November 10, 2024 Season after Pentecost
November 10, 2024 Season after Pentecost
St. Mark has Jesus teaching in the temple created by Herod I. Herod was a convert to Judaism who built many magnificent structures, more as a tribute to himself than to the One True G_d. He was a puppet for Rome and relied heavily on the backs and taxes of the Jews to fund his follies. Jesus was warning the hearers to beware of those who offer religious piousness at the expense of the poor, devouring “widows’ houses.” After his teaching, Jesus took a seat across the temple from the treasury where the temple taxes were being collected. He sees the procession of the rich leaving sums of money to keep their places of honor in the temple and therefore in Herod’s kingdom.

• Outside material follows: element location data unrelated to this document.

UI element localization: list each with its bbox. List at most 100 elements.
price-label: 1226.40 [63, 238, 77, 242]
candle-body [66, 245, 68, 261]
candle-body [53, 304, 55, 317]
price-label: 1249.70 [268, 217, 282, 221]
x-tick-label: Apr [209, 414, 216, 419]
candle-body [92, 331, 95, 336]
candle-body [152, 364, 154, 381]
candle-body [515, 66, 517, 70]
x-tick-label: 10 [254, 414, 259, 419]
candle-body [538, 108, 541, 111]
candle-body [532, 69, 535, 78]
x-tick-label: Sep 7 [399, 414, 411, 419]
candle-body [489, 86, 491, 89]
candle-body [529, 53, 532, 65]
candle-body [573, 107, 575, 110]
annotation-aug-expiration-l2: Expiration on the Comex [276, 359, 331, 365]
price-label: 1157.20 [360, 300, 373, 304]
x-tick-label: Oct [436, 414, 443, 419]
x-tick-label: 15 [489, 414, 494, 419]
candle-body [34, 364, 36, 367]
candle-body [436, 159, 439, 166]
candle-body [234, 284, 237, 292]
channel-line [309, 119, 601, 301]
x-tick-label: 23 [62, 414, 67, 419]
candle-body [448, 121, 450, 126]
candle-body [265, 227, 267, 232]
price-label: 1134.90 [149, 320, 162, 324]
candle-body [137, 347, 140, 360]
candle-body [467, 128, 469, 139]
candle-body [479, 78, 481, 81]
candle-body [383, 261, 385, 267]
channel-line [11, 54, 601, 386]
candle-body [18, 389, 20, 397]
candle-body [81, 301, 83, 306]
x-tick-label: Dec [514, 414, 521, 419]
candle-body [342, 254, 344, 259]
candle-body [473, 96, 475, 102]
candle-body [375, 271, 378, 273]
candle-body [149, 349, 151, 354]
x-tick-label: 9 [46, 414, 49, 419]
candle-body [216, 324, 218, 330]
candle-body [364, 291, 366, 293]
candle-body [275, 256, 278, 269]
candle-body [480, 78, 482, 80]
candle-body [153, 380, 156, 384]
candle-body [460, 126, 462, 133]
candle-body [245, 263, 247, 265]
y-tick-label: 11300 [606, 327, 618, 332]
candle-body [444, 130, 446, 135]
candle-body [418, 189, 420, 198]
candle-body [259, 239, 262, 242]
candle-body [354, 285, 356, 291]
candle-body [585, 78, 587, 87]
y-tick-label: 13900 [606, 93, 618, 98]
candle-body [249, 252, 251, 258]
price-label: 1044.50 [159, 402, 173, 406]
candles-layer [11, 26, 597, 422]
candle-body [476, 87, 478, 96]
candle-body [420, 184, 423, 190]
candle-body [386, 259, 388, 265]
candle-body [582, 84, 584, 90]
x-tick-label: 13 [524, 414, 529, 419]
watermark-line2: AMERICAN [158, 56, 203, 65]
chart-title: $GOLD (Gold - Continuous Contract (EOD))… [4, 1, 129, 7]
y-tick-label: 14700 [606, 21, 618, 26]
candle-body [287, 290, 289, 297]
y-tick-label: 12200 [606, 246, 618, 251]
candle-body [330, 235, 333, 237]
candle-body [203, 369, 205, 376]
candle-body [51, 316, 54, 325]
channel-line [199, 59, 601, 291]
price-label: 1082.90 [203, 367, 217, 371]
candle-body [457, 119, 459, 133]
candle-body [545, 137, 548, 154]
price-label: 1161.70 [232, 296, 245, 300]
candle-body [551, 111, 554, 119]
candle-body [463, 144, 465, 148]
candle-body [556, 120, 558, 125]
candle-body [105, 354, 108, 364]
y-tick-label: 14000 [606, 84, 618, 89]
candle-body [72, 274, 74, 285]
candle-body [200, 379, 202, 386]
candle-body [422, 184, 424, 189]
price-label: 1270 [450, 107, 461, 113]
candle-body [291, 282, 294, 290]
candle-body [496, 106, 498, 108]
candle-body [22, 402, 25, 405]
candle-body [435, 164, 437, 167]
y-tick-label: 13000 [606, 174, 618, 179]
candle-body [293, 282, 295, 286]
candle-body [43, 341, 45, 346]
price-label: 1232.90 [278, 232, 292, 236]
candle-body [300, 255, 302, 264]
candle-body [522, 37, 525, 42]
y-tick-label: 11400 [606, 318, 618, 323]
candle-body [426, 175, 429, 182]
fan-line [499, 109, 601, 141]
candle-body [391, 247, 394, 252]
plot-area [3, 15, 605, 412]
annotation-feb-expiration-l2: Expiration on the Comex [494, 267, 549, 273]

Jesus witnesses a widow giving her coins, which she likely needed to buy food for her family. Jesus told his disciples, “Truly I tell you, this poor widow has put in more than all those who are contributing to the treasury. All of them have contributed out of their abundance, but she has put in everything she had, all she had to live on. “The others used religion to gain fame and position, some to take advantage of the powerless. The poor widow gives her all freely, not to gain attention or assume power, but out of a heart filled with gratitude and thanksgiving.
In his letter to the Hebrews, St. Paul speaks to the nature of Herod’s temple, “a sanctuary made by human hands, a mere copy of the true one,” and Paul identifies Jesus as the true Temple. Jesus is the structure worthy of awe and devotion, not where we worship, but in whom “we live, and move, and have our being.” In this month of Thanksgiving find time each day to pause in thanksgiving. Whether in your abundance or in your poverty, you are blessed with the presence of the Holy Spirit and G_d’s grace. You are counted as a child of G_d, promised a dwelling in the mansions of the Lord. With gratitude and humility, we must seek to emulate the widow, who gave from love and devotion. Our being a daily thanksgiving from an ordinary life recognizing the extraordinary. A faith generated not from abundance, but from our poverty. We are truly blessed to be able to say, “And here we offer and present unto thee O Lord, ourselves, our souls, and bodies.”